I like being able to help athletes improve their ability to perform. So when you can take someone through the injury process and help them in a mental capacity, emotional capacity, physical capacity, and see the improvement they make and see the progress and how much happier they get as they go from being injured to getting healthy and returning. It’s rewarding to kind of be a soundboard for the athletes to help them work through difficult times is something that’s very rewarding. Ultimately taking individual athletes helping them and then making the team as a whole better and then seeing that progress as you win games.

Walk us through a game day or practice.

Practice day typically what happens is the athletes are usually at the facility anywhere from 1 to 2 hours early and so I’m usually there 3 to 4 hours before practice starts and I have treatments scheduled out. The veterans come in typically closer to practice time. If practice is at 11 I’ll usually start seeing people around 8 and then after practice there’s kind of a post practice with all the ice, recovery based things and treatments.

Game day if shoot around is at 10 a.m., we’re there at 7, girls will start coming in probably around 8:30 a.m. Same kind of thing- it’s all pre practice preparation. Shoot around goes 10 a.m. to 11 a.m., then players will start to go home and some of them will need a few things. If we play at 7 p.m., usually there’s athletes back in the training room around 4 p.m.. On game days I very much let the athletes kind of direct what they need to be most successful for the games.

What’s something about PT that most people don’t know?

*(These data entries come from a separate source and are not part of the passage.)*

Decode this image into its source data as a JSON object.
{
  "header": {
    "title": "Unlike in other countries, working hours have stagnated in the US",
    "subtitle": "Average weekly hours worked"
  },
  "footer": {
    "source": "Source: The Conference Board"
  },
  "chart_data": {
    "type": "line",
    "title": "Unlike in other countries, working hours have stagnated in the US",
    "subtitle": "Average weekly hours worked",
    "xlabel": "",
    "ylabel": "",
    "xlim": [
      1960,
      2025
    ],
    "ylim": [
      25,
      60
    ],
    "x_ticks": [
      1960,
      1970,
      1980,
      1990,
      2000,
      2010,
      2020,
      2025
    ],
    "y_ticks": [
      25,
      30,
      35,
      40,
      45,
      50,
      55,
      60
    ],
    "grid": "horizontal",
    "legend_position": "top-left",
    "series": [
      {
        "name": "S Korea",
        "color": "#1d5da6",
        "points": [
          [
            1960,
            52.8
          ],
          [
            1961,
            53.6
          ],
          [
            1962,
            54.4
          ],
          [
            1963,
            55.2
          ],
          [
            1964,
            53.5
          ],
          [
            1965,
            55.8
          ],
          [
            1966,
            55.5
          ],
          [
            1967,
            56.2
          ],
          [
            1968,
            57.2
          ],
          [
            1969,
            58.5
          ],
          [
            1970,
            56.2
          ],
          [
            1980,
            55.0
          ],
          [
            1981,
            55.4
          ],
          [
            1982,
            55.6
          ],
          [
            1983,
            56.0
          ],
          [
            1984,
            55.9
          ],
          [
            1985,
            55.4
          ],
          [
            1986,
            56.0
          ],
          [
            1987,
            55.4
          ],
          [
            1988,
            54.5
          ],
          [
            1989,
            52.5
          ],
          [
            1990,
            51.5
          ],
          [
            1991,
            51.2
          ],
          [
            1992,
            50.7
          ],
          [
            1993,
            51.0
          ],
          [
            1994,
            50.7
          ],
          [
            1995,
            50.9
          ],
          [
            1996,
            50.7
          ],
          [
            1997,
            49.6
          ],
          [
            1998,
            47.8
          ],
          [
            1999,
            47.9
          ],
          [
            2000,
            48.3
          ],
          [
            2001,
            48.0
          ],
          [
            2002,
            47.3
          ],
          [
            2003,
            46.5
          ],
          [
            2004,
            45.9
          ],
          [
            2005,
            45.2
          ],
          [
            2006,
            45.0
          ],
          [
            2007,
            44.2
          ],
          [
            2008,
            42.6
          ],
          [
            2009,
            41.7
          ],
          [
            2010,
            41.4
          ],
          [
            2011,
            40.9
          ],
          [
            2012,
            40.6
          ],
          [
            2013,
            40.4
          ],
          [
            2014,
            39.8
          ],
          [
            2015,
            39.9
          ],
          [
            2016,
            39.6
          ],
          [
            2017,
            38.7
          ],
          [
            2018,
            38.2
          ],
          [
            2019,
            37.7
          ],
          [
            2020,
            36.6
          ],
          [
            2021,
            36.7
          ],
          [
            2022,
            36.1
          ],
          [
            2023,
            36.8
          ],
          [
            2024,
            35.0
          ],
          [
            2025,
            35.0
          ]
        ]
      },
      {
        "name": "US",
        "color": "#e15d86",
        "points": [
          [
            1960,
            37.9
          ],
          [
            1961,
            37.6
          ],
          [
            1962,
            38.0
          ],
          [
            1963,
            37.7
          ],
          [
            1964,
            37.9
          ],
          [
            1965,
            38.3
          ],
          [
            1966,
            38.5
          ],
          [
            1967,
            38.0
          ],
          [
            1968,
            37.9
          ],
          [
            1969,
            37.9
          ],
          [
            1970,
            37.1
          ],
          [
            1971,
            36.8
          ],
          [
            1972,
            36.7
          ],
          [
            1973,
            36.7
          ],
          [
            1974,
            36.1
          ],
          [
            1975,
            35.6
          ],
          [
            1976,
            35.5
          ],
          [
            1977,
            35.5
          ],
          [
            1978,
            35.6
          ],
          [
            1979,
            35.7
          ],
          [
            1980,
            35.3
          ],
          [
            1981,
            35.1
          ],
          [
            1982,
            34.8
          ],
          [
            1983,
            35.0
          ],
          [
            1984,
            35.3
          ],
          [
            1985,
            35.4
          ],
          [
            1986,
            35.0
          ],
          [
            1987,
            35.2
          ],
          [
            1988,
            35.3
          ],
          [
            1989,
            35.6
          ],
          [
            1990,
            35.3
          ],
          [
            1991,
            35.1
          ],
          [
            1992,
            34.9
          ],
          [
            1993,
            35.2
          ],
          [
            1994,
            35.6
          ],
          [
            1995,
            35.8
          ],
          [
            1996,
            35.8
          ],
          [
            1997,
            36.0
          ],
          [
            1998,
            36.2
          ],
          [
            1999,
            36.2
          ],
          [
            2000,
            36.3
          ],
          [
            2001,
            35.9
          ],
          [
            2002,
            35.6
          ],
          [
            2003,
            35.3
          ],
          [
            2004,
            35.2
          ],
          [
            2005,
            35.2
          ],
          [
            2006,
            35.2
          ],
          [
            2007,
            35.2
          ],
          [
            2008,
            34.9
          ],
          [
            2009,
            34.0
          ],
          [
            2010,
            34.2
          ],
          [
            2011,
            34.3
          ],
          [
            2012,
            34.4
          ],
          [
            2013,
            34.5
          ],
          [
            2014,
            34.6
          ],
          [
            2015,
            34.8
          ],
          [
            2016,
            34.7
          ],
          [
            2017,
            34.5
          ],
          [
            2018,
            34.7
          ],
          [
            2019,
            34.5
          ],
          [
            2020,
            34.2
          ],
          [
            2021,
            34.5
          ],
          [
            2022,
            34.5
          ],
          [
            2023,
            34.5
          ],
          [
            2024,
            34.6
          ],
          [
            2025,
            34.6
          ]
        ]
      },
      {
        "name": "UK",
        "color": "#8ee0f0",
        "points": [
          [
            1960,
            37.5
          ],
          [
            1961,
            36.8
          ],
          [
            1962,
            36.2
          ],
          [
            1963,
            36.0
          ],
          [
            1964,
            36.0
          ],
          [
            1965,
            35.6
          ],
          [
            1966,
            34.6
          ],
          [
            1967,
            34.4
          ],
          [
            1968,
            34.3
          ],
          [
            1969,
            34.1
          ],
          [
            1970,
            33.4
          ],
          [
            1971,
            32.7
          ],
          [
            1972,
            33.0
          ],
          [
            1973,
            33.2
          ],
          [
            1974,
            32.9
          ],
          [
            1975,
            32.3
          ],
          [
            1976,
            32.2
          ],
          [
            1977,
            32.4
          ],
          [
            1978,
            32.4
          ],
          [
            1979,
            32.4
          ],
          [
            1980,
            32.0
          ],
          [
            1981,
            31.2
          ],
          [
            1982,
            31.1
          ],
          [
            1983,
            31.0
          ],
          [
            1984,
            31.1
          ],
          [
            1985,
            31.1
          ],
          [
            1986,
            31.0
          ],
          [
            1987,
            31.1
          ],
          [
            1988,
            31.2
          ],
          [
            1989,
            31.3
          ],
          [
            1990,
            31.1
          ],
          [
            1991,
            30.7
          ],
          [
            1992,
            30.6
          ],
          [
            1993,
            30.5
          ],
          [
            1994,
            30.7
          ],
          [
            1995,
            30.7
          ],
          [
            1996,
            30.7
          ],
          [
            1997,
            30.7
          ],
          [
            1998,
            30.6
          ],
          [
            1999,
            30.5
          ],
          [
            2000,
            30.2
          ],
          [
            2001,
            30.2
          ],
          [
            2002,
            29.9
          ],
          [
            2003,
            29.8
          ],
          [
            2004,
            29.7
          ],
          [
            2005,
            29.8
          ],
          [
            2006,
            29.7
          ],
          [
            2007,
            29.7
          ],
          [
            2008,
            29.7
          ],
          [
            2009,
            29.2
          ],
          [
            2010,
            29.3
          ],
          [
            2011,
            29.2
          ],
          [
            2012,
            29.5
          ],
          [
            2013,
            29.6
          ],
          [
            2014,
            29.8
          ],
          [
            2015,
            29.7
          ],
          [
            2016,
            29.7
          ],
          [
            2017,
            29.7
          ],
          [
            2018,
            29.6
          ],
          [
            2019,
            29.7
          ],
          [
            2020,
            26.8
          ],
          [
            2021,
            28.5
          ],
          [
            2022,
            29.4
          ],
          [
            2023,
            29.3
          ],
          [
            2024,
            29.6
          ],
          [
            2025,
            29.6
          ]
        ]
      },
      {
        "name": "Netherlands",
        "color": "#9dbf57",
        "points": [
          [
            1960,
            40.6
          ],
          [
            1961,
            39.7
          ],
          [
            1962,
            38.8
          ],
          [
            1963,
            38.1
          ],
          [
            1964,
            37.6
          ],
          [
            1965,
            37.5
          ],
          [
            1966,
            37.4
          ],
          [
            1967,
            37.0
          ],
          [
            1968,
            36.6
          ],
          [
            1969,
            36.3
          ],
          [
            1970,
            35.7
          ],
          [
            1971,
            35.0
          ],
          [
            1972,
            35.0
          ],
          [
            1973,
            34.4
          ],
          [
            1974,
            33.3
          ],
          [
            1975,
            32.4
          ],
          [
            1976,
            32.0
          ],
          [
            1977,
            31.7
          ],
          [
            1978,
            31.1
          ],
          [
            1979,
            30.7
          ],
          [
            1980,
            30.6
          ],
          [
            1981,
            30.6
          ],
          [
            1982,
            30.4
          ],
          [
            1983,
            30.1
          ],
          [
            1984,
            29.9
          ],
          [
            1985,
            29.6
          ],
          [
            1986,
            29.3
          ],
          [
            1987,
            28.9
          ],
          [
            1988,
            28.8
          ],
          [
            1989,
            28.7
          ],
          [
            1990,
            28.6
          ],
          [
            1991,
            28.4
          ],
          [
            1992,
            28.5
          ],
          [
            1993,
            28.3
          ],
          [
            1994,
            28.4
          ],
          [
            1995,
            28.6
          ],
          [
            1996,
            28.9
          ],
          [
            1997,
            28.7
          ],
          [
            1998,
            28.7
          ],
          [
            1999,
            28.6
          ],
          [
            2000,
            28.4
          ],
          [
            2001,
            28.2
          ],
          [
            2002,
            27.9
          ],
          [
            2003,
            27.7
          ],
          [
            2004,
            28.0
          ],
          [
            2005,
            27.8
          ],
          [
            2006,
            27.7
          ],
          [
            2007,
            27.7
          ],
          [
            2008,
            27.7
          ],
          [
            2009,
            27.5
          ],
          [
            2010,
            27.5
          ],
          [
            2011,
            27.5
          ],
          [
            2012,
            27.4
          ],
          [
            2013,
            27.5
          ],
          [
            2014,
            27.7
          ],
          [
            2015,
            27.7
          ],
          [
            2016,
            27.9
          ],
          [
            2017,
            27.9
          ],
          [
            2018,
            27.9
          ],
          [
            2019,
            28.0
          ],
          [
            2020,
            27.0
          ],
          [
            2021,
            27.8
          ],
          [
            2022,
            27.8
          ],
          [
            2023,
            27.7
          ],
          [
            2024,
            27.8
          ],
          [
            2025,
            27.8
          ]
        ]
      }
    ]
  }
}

The common misconception is that an athletic trainer just tapes ankles and gives water, but athletic trainers usually have a really strong background in anatomy, kinesiology, biomechanics-really understanding how the body works. And so I think that I might not even talk to one of my athletes that morning, but when you become as familiar with them as I do I can watch them in practice and see how they’re moving and I can usually tell if something’s bothering them even before they even tell me. And just also being able to tell when fatigue is setting in and things like that.  A lot of times athletes obviously they’re very tough, very strong and don’t want to complain, and so it’s my responsibility kind of to observe them, see them moving and then I have to approach them about “Hey what’s going on? Can we work on this?”

What’s fun for me in my job is that someone might sprain their ankle, but why did they sprain their ankle? Is it because somethings wrong with their ankle? Is it because there’s something wrong with their knee or their hip or their back? And is fatigue involved? Just because you hurt one part of your body doesn’t mean somethings not going on somewhere else. So it’s kind of that every injury you see is unique and that there’s all these varying and contributing factors. So kind of playing the game of figuring out what is the cause of this problem and then being able to fix it.

Just for fun—what’s your favorite movie? Song? Candy? Go.

Oh my gosh. Those are all impossible questions. I don’t have an all-time favorite movie, but right now I’m binge watching Madam Secretary so I’m really into that. I’m a huge country music fan, so pretty much anything country music. My all-time favorite food in the world is ice cream– any flavor, anytime.